Another one came at him from behind with a bat-Stan turned in time to dodge the swing, and shot in a few blows at his ribs that responded with a satisfying cracking noise; seconds later the bum was on the ground, moaning and clutching his side.

Stan turned with a satisfied grin to face the two guys still standing. "You guys want a piece of me too?"

They looked at each other nervously, before one of them, a muscly guy wearing sunglasses at night (seriously? Some people went to such stupid extremes to look edgy) came at him, flipping open a switchblade.

Stan dodged the first strike, and hooked his leg around the goon's, pulling him off balance before swinging at him with a sharp left jab that got him in the shoulder. He went down for a moment, but quickly rolled before Stan's foot could smash into his face, and soon enough was on his feet again, swinging a wild haymaker that Stan easily dodged. Stan went in with another jab at his ribs, but he managed to block it with his arm in time, and threw a punch that this time caught Stan in the arm and made him stagger back a foot.

They paced back and forth around each other like lions, each looking for a good place to strike. Stan kept an eye on the other thugs too, in case one of them got brave enough to try something; he also struggled, as he bounced back and forth on the tips of his toes, to remember if he'd ever met these jokers before to give them a reason to come after him.

It wouldn't surprise Stan if he had; quite a few people he'd met over the centuries had developed some kind of beef with him, from King John Lackland back in the 1100's to this one joker named Ronald Reagan he'd gotten in a fistfight with a few years back. It was the kind of thing that just tended to happen to him.

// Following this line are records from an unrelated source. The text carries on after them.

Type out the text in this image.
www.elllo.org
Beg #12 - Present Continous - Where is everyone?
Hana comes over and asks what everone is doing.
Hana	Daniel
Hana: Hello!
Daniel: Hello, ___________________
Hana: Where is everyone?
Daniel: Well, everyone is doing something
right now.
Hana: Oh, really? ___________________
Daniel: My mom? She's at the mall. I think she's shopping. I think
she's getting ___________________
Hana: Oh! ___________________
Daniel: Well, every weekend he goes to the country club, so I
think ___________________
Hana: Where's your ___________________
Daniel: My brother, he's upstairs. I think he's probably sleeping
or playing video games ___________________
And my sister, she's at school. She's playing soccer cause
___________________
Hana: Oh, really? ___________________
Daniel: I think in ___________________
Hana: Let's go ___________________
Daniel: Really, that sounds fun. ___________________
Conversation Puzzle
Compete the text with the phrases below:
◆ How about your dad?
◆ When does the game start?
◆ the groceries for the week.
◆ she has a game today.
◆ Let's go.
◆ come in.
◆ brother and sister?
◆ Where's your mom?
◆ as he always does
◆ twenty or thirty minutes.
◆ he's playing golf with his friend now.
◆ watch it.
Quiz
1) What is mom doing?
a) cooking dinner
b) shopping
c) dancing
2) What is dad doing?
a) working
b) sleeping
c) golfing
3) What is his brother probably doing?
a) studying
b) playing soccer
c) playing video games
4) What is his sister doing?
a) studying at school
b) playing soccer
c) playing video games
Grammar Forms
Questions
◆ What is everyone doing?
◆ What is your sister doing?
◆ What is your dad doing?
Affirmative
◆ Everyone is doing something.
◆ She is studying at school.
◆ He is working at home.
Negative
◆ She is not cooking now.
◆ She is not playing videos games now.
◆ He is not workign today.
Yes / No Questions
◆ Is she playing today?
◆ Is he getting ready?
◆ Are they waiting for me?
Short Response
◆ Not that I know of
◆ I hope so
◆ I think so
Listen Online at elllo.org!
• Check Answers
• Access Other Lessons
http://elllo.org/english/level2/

Finally, the goon charged at Stan again, fists still clenched. Stan dodged it like a matador, expecting him to go barrelling past and fall to the ground from using too much momentum. Instead, though, the goon spun around, and slammed his hand into Stan's back, pressing against his shoulder.

He barely had a brief moment to wonder what the heck kind of stupid fighting move that was, before he was being knocked to his knees by a sudden, burning pain.

WHAT THE [CENSORED] WHAT'S HAPPENING TO ME WHAT IS HE DOING-

Stan collapsed to the ground, barely even noticing that the goon had let go of him until he put his boot in his gut, flipping him onto his back; his shoulder screamed with fresh pain as it made contact with the asphalt.

The goon grinned down at him, and lowered his glasses a few inches, allowing Stan to see through his hazy vision that there was...something kinda funny about his eyes. Like they were in reverse: all black, with tiny white dots in the middle. And he kicked himself for not realizing sooner that he could smell the scent of demon surrounding him-or would have, if he wasn't still incapacitated with agony.

"Bill sends his regards," the goon said softly, before swinging his boot up into Stan's face.


When Stan regained consciousness, with his nose and shoulder throbbing and all the rest of him feeling like he'd been beaten over and over with a sock that had a half-brick inside of it, he was crammed in the trunk of a car, and he could hear the rushing sound of water.


Oh, don't look at me like that. You all knew it was gonna be something like this.